= Megan Wawro =

American mathematician

Megan Jean Wawro is an American mathematician and scholar of mathematics education who works as a professor of mathematics at Virginia Tech. Her research focuses on linear algebra in undergraduate education including both inquiry-based learning for linear algebra and the applications of linear algebra in teaching and understanding quantum mechanics.

==Education and career==
Wawro majored in mathematics at Cedarville University, a Baptist school in Cedarville, Ohio; she graduated in 2000. After working as a secondary school art and mathematics teacher in Ohio and Switzerland, she continued her studies at Miami University of Ohio, where she received a master's degree in mathematics in 2005. She completed a Ph.D. in mathematics and science education in 2011 through a joint program of the University of California, San Diego and San Diego State University. Her doctoral dissertation, Individual and Collective Analyses of the Genesis of Student Reasoning Regarding the Invertible Matrix Theorem in Linear Algebra, was supervised by Chris Larson Rasmussen.

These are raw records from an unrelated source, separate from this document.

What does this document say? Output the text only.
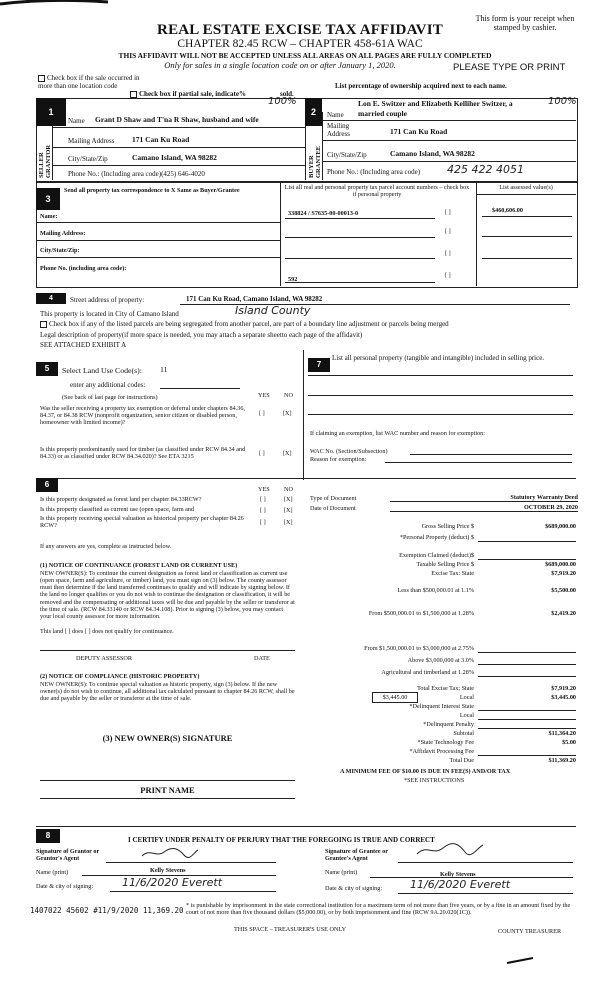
REAL ESTATE EXCISE TAX AFFIDAVIT
CHAPTER 82.45 RCW – CHAPTER 458-61A WAC
THIS AFFIDAVIT WILL NOT BE ACCEPTED UNLESS ALL AREAS ON ALL PAGES ARE FULLY COMPLETED
Only for sales in a single location code on or after January 1, 2020.
This form is your receipt when stamped by cashier.
PLEASE TYPE OR PRINT
Check box if the sale occurred in more than one location code
Check box if partial sale, indicate%	sold.
List percentage of ownership acquired next to each name.
100%	100%
1	2
SELLER GRANTOR	BUYER GRANTEE
Name Grant D Shaw and T'na R Shaw, husband and wife
Mailing Address 171 Can Ku Road
City/State/Zip	Camano Island, WA 98282
Phone No.: (Including area code)(425) 646-4020
Lon E. Switzer and Elizabeth Kelliher Switzer, a
Name married couple
Mailing
Address	171 Can Ku Road
City/State/Zip	Camano Island, WA 98282
Phone No.: (Including area code) 425 422 4051
3
Send all property tax correspondence to X Same as Buyer/Grantee
Name:
Mailing Address:
City/State/Zip:
Phone No. (including area code):
List all real and personal property tax parcel account numbers – check box if personal property
List assessed value(s)
338824 / S7635-00-00013-0	$460,606.00
[ ]
[ ]
[ ]
[ ]
592
4	Street address of property:	171 Can Ku Road, Camano Island, WA 98282
This property is located in City of Camano Island	Island County
Check box if any of the listed parcels are being segregated from another parcel, are part of a boundary line adjustment or parcels being merged
Legal description of property(if more space is needed, you may attach a separate sheetto each page of the affidavit)
SEE ATTACHED EXHIBIT A
5	Select Land Use Code(s): 11
enter any additional codes:
(See back of last page for instructions)	YES NO
Was the seller receiving a property tax exemption or deferral under chapters 84.36, 84.37, or 84.38 RCW (nonprofit organization, senior citizen or disabled person, homeowner with limited income)?
[ ]	[X]
Is this property predominantly used for timber (as classified under RCW 84.34 and 84.33) or as classified under RCW 84.34.020)? See ETA 3215	[ ]	[X]
7
List all personal property (tangible and intangible) included in selling price.
If claiming an exemption, list WAC number and reason for exemption:
WAC No. (Section/Subsection)
Reason for exemption:
6
YES NO
Is this property designated as forest land per chapter 84.33RCW?	[ ]	[X]
Is this property classified as current use (open space, farm and	[ ]	[X]
Is this property receiving special valuation as historical property per chapter 84.26 RCW?	[ ]	[X]
If any answers are yes, complete as instructed below.
(1) NOTICE OF CONTINUANCE (FOREST LAND OR CURRENT USE)
NEW OWNER(S): To continue the current designation as forest land or classification as current use (open space, farm and agriculture, or timber) land, you must sign on (3) below. The county assessor must then determine if the land transferred continues to qualify and will indicate by signing below. If the land no longer qualifies or you do not wish to continue the designation or classification, it will be removed and the compensating or additional taxes will be due and payable by the seller or transferor at the time of sale. (RCW 84.33140 or RCW 84.34.108). Prior to signing (3) below, you may contact your local county assessor for more information.
This land [ ] does [ ] does not qualify for continuance.
DEPUTY ASSESSOR	DATE
(2) NOTICE OF COMPLIANCE (HISTORIC PROPERTY)
NEW OWNER(S): To continue special valuation as historic property, sign (3) below. If the new owner(s) do not wish to continue, all additional tax calculated pursuant to chapter 84.26 RCW, shall be due and payable by the seller or transferor at the time of sale.
(3) NEW OWNER(S) SIGNATURE
PRINT NAME
Type of Document	Statutory Warranty Deed
Date of Document	OCTOBER 29, 2020
Gross Selling Price $	$689,000.00
*Personal Property (deduct) $
Exemption Claimed (deduct)$
Taxable Selling Price $	$689,000.00
Excise Tax: State	$7,919.20
Less than $500,000.01 at 1.1%	$5,500.00
From $500,000.01 to $1,500,000 at 1.28%	$2,419.20
From $1,500,000.01 to $3,000,000 at 2.75%
Above $3,000,000 at 3.0%
Agricultural and timberland at 1.28%
Total Excise Tax; State	$7,919.20
$3,445.00	Local	$3,445.00
*Delinquent Interest State
Local
*Delinquent Penalty
Subtotal	$11,364.20
*State Technology Fee	$5.00
*Affidavit Processing Fee
Total Due	$11,369.20
A MINIMUM FEE OF $10.00 IS DUE IN FEE(S) AND/OR TAX
*SEE INSTRUCTIONS
8	I CERTIFY UNDER PENALTY OF PERJURY THAT THE FOREGOING IS TRUE AND CORRECT
Signature of Grantor or Grantor's Agent
Signature of Grantee or Grantee's Agent
Name (print)	Kelly Stevens	Name (print)	Kelly Stevens
Date & city of signing:	11/6/2020 Everett	Date & city of signing:	11/6/2020 Everett
* is punishable by imprisonment in the state correctional institution for a maximum term of not more than five years, or by a fine in an amount fixed by the court of not more than five thousand dollars ($5,000.00), or by both imprisonment and fine (RCW 9A.20.020(1C)).
1407022 45602 #11/9/2020 11,369.20
THIS SPACE – TREASURER'S USE ONLY	COUNTY TREASURER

She joined Virginia Tech as an assistant professor of mathematics in 2011, was promoted to associate professor in 2016, and was promoted again to full professor in 2023.

==Recognition==
Wawro is a 2016 recipient of the Presidential Early Career Award for Scientists and Engineers, given "for her outstanding research on students' learning and understanding of key concepts from upper-level undergraduate mathematics, and especially for leveraging pedagogical implications and synergy between mathematics and physics education research on STEM teaching and learning".